The Silent Treatment
I urge you to take a moment and to just sit with your dog without saying a word. I can assure you that you are still communicating with your dog but in a very different way, through body language. Are you relaxed, excited, frustrated or angry? Is your dog’s demeanor influenced or can you influence it, by your mood? In future, keep in mind what your body language says when you speak to your dog, as it can have a profound effect on the response.
Your wish is my command
Telling a dog what to do by saying a command word, when it has no clue what that is, must be very frustrating to a dog. Just because you say a word like 'stay' doesn't mean it miraculously understands what it is you are asking it to do. Imagine walking into a room with no clue what is expected of you, the only way of knowing you’ve done the right thing is someone saying “Good Dog”.
For example, I see people say the ‘stay command’ over and over again and then get upset with the dog when it breaks the stay. There's several reasons for this;
- The dog has not been shown repeatedly what the owner wants it to do successfully, before applying a command word to the action
- The expectation on time and distance is too much too soon, small milestones with big rewards makes for more consistent results.
- The owner may be inadvertently teaching their dog 'learnt disobedience', so instead of repeatedly teaching the correct action they are teaching the wrong action.
- The dog, in it's moment of confusion, seeks the owners help and reassurance by moving towards them and is then commonly reprimanded
- I guarantee the body language from the owner is probably all wrong; ask yourself, are you smiling because your dog is correctly staying in position or are you serious and assertive?
How can you communicate more positively with your dog?

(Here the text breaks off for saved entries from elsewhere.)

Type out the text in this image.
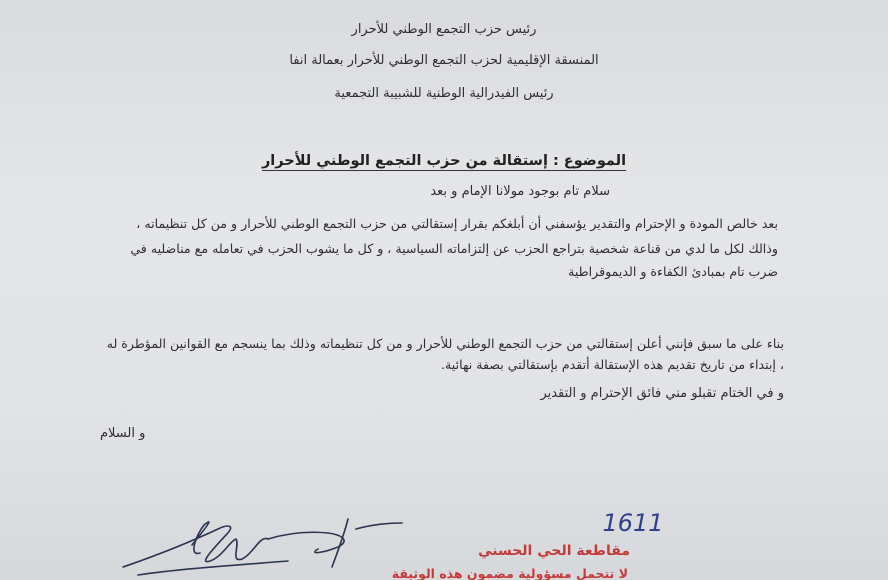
رئيس حزب التجمع الوطني للأحرار
المنسقة الإقليمية لحزب التجمع الوطني للأحرار بعمالة انفا
رئيس الفيدرالية الوطنية للشبيبة التجمعية
الموضوع : إستقالة من حزب التجمع الوطني للأحرار
سلام تام بوجود مولانا الإمام و بعد
بعد خالص المودة و الإحترام والتقدير يؤسفني أن أبلغكم بقرار إستقالتي من حزب التجمع الوطني للأحرار و من كل تنظيماته ،
وذالك لكل ما لدي من قناعة شخصية بتراجع الحزب عن إلتزاماته السياسية ، و كل ما يشوب الحزب في تعامله مع مناضليه في
ضرب تام بمبادئ الكفاءة و الديموقراطية
بناء على ما سبق فإنني أعلن إستقالتي من حزب التجمع الوطني للأحرار و من كل تنظيماته وذلك بما ينسجم مع القوانين المؤطرة له
، إبتداء من تاريخ تقديم هذه الإستقالة أتقدم بإستقالتي بصفة نهائية.
و في الختام تقبلو مني فائق الإحترام و التقدير
و السلام
1611
مقاطعة الحي الحسني
لا تتحمل مسؤولية مضمون هذه الوثيقة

It's simple, become aware of what your body language is portraying. Use attention and affection as your primary reward (within 2 seconds of the desired behaviour) and most importantly, always show your dog what it is you want them to do by guiding them step-by-step through the process first before using a command signal or word. This ensures they understand every actionable element of the 'command'. Only then can you apply a ‘word command’. Less is truly more!